I’ve been going to my current church for almost three years now. Each year, in March, there is a weekend retreat for interested ladies. It’s in the mountains. My Mom went and when she told me about it sounded fun and I thought I might like to go in the future.

BUT we were trying to conceive and I knew that if I got pregnant I would be a high risk pregnancy and that my doctor would probably not allow me to go. So when it came time to sign up for the retreat, I wouldn’t sign up just in case I got pregnant. I did that for two years and then wished I had gone each time when time for the retreat rolled around.
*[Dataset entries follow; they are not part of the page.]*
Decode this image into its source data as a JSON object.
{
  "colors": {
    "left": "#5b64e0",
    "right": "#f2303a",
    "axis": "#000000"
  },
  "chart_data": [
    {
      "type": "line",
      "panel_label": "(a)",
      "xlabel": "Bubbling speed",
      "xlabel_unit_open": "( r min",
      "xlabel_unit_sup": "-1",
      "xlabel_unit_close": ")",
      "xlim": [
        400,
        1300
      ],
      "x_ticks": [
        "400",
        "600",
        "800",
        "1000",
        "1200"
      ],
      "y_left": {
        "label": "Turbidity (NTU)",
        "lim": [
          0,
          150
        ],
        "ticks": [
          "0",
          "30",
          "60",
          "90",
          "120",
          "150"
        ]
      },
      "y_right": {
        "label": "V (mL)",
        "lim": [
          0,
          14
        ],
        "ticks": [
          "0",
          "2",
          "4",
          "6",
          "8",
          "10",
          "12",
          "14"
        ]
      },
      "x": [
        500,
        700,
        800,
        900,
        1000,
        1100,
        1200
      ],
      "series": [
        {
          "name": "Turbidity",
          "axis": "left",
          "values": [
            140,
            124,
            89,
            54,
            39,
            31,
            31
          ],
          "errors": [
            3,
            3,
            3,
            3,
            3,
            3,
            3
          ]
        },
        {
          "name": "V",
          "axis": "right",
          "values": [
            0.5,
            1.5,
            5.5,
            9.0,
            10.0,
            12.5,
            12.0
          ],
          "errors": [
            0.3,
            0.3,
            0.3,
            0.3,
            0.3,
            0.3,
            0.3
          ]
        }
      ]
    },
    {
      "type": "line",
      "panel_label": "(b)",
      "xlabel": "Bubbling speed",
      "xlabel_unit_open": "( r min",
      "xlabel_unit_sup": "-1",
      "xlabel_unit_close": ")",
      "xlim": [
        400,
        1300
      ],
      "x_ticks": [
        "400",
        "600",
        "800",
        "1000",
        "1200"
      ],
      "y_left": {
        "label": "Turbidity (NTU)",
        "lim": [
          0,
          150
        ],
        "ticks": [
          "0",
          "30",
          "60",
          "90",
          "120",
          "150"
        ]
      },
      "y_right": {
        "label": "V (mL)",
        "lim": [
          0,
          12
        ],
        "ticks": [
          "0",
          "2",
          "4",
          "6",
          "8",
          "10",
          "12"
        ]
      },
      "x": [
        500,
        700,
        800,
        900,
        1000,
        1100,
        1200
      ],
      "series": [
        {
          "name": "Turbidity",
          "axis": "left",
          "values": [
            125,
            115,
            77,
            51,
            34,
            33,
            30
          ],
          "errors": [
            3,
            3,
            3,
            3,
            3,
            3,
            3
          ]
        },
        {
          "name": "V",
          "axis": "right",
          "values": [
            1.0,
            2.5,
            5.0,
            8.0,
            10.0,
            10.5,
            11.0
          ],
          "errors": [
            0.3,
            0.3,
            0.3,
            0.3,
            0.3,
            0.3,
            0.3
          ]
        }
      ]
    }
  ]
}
Well, my Mom called me the other day and said there were only about 17 spots left and asked if I wanted to go. I thought for a minute and said yes. No more putting my life on hold just in case I get pregnant. It feels empowering but scary all at the same time! Empowering because I am living my life regardless of whether I get pregnant today, next week, next year, or never – and scary for all the same reasons! In some ways, it feels like the end of an era, the end of a dream.

I’m excited about the retreat though. I think it will help improve my relationship with God, I might make some new friends, and it will be relaxing to have an entire weekend with out a computer or a cell phone! (Ok, I might go into withdrawals by the time we get home, but I will manage.) And the best part – a whole weekend with my Mommy and an opportunity for us to spend some time with one another.